The old Taiwanese legend of ‘short, dark-skinned’ people who lived in remote mountains and suddenly disappeared has been confirmed to be true after the discovery of the remains of a ‘Negro woman’ in a cave that dates back 6000 years.
The country’s indigenous tribes have long shared stories of small hunter-gatherers already settled when they arrived 4,800 years ago — but a lack of evidence has shrouded this group in mystery for hundreds of years.
A DNA analysis of the skull shows that it is close to African samples and that the features of the skull resemble Negritos from the Philippines and South Africa, all of which are known for their short stature and small body size.
Archaeologists also discovered the female’s femur bones, suggesting she was about four feet in length.
It is still not known what happened to this ancient group, but researchers involved in the study suggest that the arrival of the Austronesian peoples could have led to the decline and disappearance of the Negritos in Taiwan.
A DNA analysis of the skull shows that it is closer to African monsters and the features of the skull resemble Negritos of the Philippines and South Africa, all of which are known for their short stature and small body size.
“The term ‘Negrito’, little black person, is a Spanish diminutive of Negro, first used by 16th-century Spanish missionaries to describe the hunter-gatherers in the Philippines,” the study reads. World Archeology.
‘Since the Negrito groups are characterized by their short stature, dark skin and frizzy hair, all groups have a similar phenotype in the adjacent region, including the Mani (Maniq) in southern Thailand, the Semang groups in Peninsular Malaysia and the Andamanese. in the Andaman Islands are often referred to together as the Negritos.’
There are 16 recognized Austronesian groups in Taiwan and all but one have similar legends about the Negrito people.
The legends about the apparent “Negritos” of Taiwan were collected during three major cultural periods: China’s Qing Dynasty from 1683 to 1895, the period of Japanese rule from 1895 to 1945, and then the era after 1945.
The woman’s remains were found in a cave and are believed to be at least 6,000 years old
Several documents from the Quin dynasty mention the existence of “people of short stature and dark skin” on the island, noting that they spoke a different language and only intermarried.
During the Japanese period, scholars collected and interpreted the stories about the Negrito people through field research among the Austronesian tribes – a total of 25 of these legends were collected in Taiwan.

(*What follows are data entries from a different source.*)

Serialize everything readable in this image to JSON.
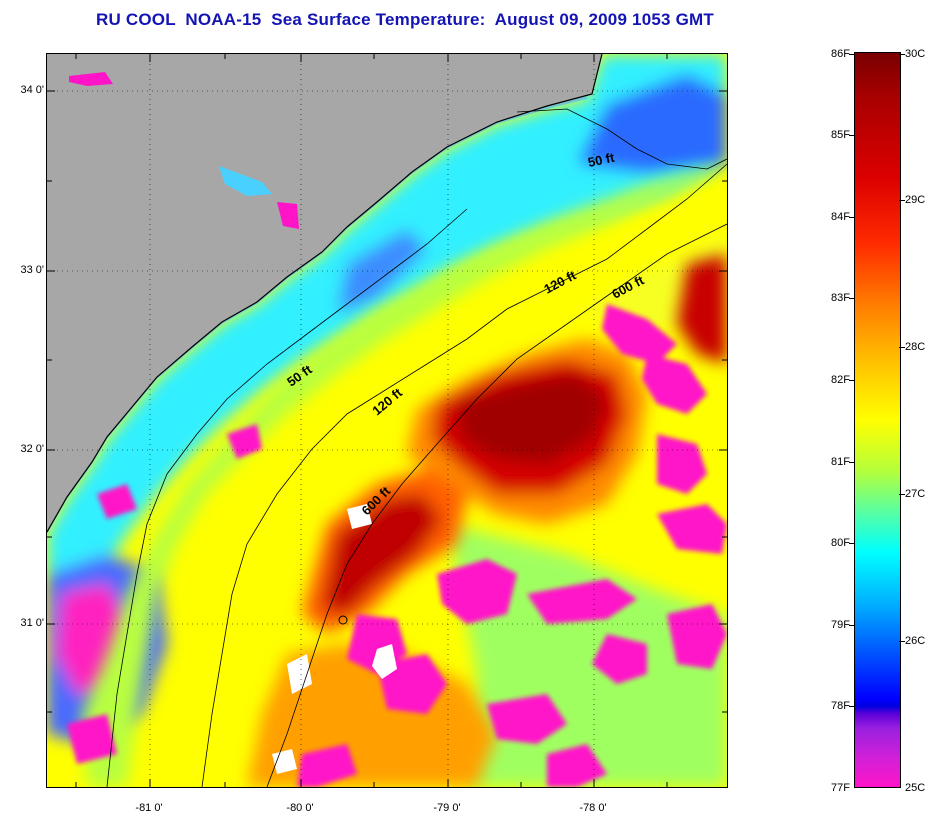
{
  "title": "RU COOL  NOAA-15  Sea Surface Temperature:  August 09, 2009 1053 GMT",
  "map": {
    "lat_labels": [
      "34 0'",
      "33 0'",
      "32 0'",
      "31 0'"
    ],
    "lon_labels": [
      "-81 0'",
      "-80 0'",
      "-79 0'",
      "-78 0'"
    ],
    "isobath_labels": [
      "50 ft",
      "120 ft",
      "600 ft",
      "50 ft",
      "120 ft",
      "600 ft"
    ],
    "colors": {
      "land": "#a7a7a7",
      "ocean_warm": "#c80000",
      "ocean_mid": "#ffff00",
      "ocean_cool": "#00ffff",
      "cold": "#ff14c8"
    }
  },
  "colorbar": {
    "fahrenheit": [
      "86F",
      "85F",
      "84F",
      "83F",
      "82F",
      "81F",
      "80F",
      "79F",
      "78F",
      "77F"
    ],
    "celsius": [
      "30C",
      "29C",
      "28C",
      "27C",
      "26C",
      "25C"
    ]
  }
}
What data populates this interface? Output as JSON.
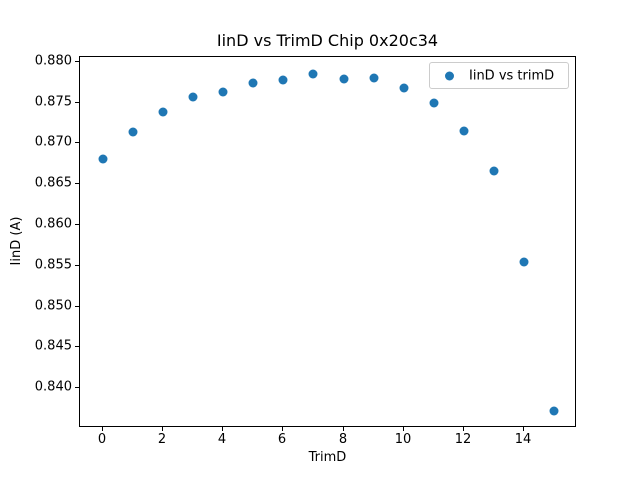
{
  "chart_data": {
    "type": "scatter",
    "title": "IinD vs TrimD Chip 0x20c34",
    "xlabel": "TrimD",
    "ylabel": "IinD (A)",
    "legend": {
      "label": "IinD vs trimD",
      "position": "upper right"
    },
    "marker_color": "#1f77b4",
    "x": [
      0,
      1,
      2,
      3,
      4,
      5,
      6,
      7,
      8,
      9,
      10,
      11,
      12,
      13,
      14,
      15
    ],
    "y": [
      0.8681,
      0.8714,
      0.8738,
      0.8757,
      0.8763,
      0.8774,
      0.8778,
      0.8785,
      0.8779,
      0.878,
      0.8768,
      0.8749,
      0.8715,
      0.8666,
      0.8555,
      0.8372
    ],
    "xlim": [
      -0.75,
      15.75
    ],
    "ylim": [
      0.8351,
      0.8806
    ],
    "xticks": [
      0,
      2,
      4,
      6,
      8,
      10,
      12,
      14
    ],
    "xtick_labels": [
      "0",
      "2",
      "4",
      "6",
      "8",
      "10",
      "12",
      "14"
    ],
    "yticks": [
      0.88,
      0.875,
      0.87,
      0.865,
      0.86,
      0.855,
      0.85,
      0.845,
      0.84
    ],
    "ytick_labels": [
      "0.880",
      "0.875",
      "0.870",
      "0.865",
      "0.860",
      "0.855",
      "0.850",
      "0.845",
      "0.840"
    ],
    "grid": false,
    "background_color": "#ffffff",
    "text_color": "#000000"
  }
}
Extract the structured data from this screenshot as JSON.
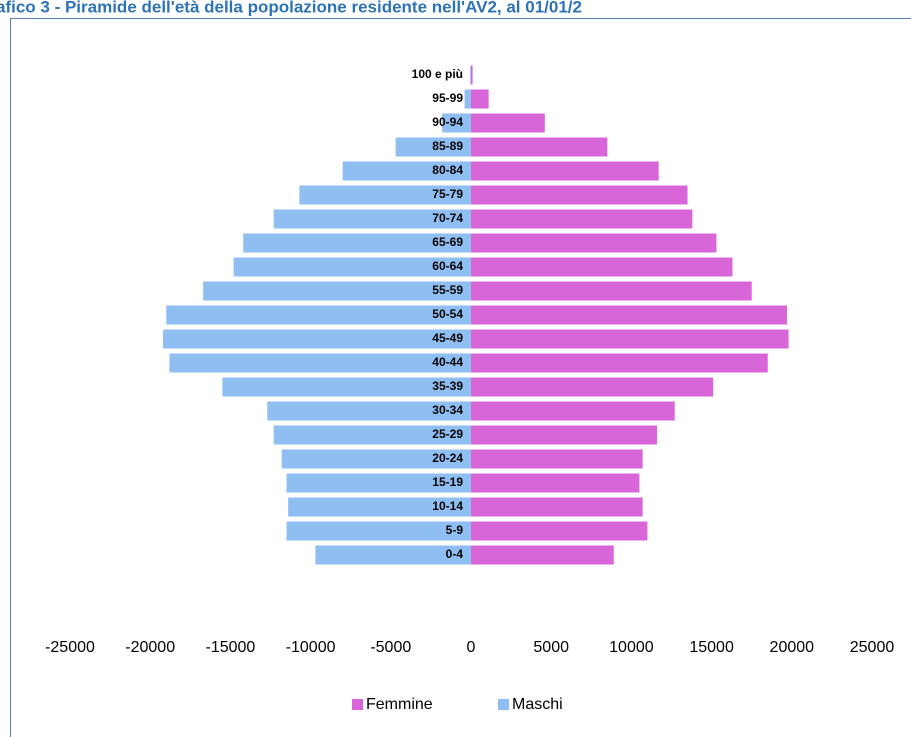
{
  "chart_data": {
    "type": "pyramid",
    "title": "afico 3 - Piramide dell'età della popolazione residente nell'AV2, al 01/01/2",
    "categories": [
      "100 e più",
      "95-99",
      "90-94",
      "85-89",
      "80-84",
      "75-79",
      "70-74",
      "65-69",
      "60-64",
      "55-59",
      "50-54",
      "45-49",
      "40-44",
      "35-39",
      "30-34",
      "25-29",
      "20-24",
      "15-19",
      "10-14",
      "5-9",
      "0-4"
    ],
    "series": [
      {
        "name": "Femmine",
        "color": "#d966d9",
        "values": [
          100,
          1100,
          4600,
          8500,
          11700,
          13500,
          13800,
          15300,
          16300,
          17500,
          19700,
          19800,
          18500,
          15100,
          12700,
          11600,
          10700,
          10500,
          10700,
          11000,
          8900
        ]
      },
      {
        "name": "Maschi",
        "color": "#8fbff2",
        "values": [
          -50,
          -400,
          -1800,
          -4700,
          -8000,
          -10700,
          -12300,
          -14200,
          -14800,
          -16700,
          -19000,
          -19200,
          -18800,
          -15500,
          -12700,
          -12300,
          -11800,
          -11500,
          -11400,
          -11500,
          -9700
        ]
      }
    ],
    "xlim": [
      -25000,
      25000
    ],
    "xticks": [
      -25000,
      -20000,
      -15000,
      -10000,
      -5000,
      0,
      5000,
      10000,
      15000,
      20000,
      25000
    ],
    "legend": "bottom"
  }
}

After 1945 this subject received more attention and linguistic and ethnological field research increased the number of collected stories to 258.
However, the Austronesian groups differed on Negritos.
Some indigenous tribes viewed them as their ancestors, while others saw them as “strangers and enemies,” the study describes.
One tribe, the Saisiyat, claims to have learned medicine, song, dance and other rituals from the so-called Ta’ai.
More than 1,000 years ago, the Saisiyat killed what they believe to be Negritos’ last village in a battle for women – and the tribe still feels guilty about their ancestors’ actions.
The Saisiyat forced a battle, cornering so many people on a bridge that the entire tribe drowned when warriors threw him into a fast-flowing mountain river Chu Fung-lu, master of ceremonies for the memorial at Wufeng Village deep in the mountains of central Taiwan, told Reuters.
The old Taiwanese legend of short, dark people who lived in remote mountains. Pictured is a group of Negritos in Singapore
One of Taiwan’s indigenous tribes, the Saisiyat, claims to have learned medicine, song, dance and other rituals from the so-called Ta’ai. Here they perform a dance that would come from the Negrito group
The woman’s remains were found buried in one of the largest Xiaomi caves on the east coast of the island
The woman’s remains were found buried in one of the largest Xiaoma caves on the island’s east coast.
Also in the dirt layers were deposits of Neolithic pottery and Iron Age finds dating from 2000 to 6200 years ago.
The position of the woman’s remains suggest she was buried in a squatting position, consistent with other methods of hunter-gatherer burial in southern China and Southeast Asia from the late Upper Paleolithic (50,000 to 12,000 years ago) to the Mesolithic (10,000 to 12,000 years ago). 20,000 years ago). ) and Preceramic, which began 4,000 years ago.
Archaeologists determined the sex via the skull, as the pelvis was not available for analysis.
“The individual was determined to be female because of the gracile skull, small mastoid processes, smooth occipital muscle attachment area, perpendicular and raised frontal bone, and the smooth contours of the mandible base,” the study said.
The Negrito people are believed to be associated with the ‘first layer’ of anatomically modern humans who are more like Africans than the current Indos who represent the ‘second layer’.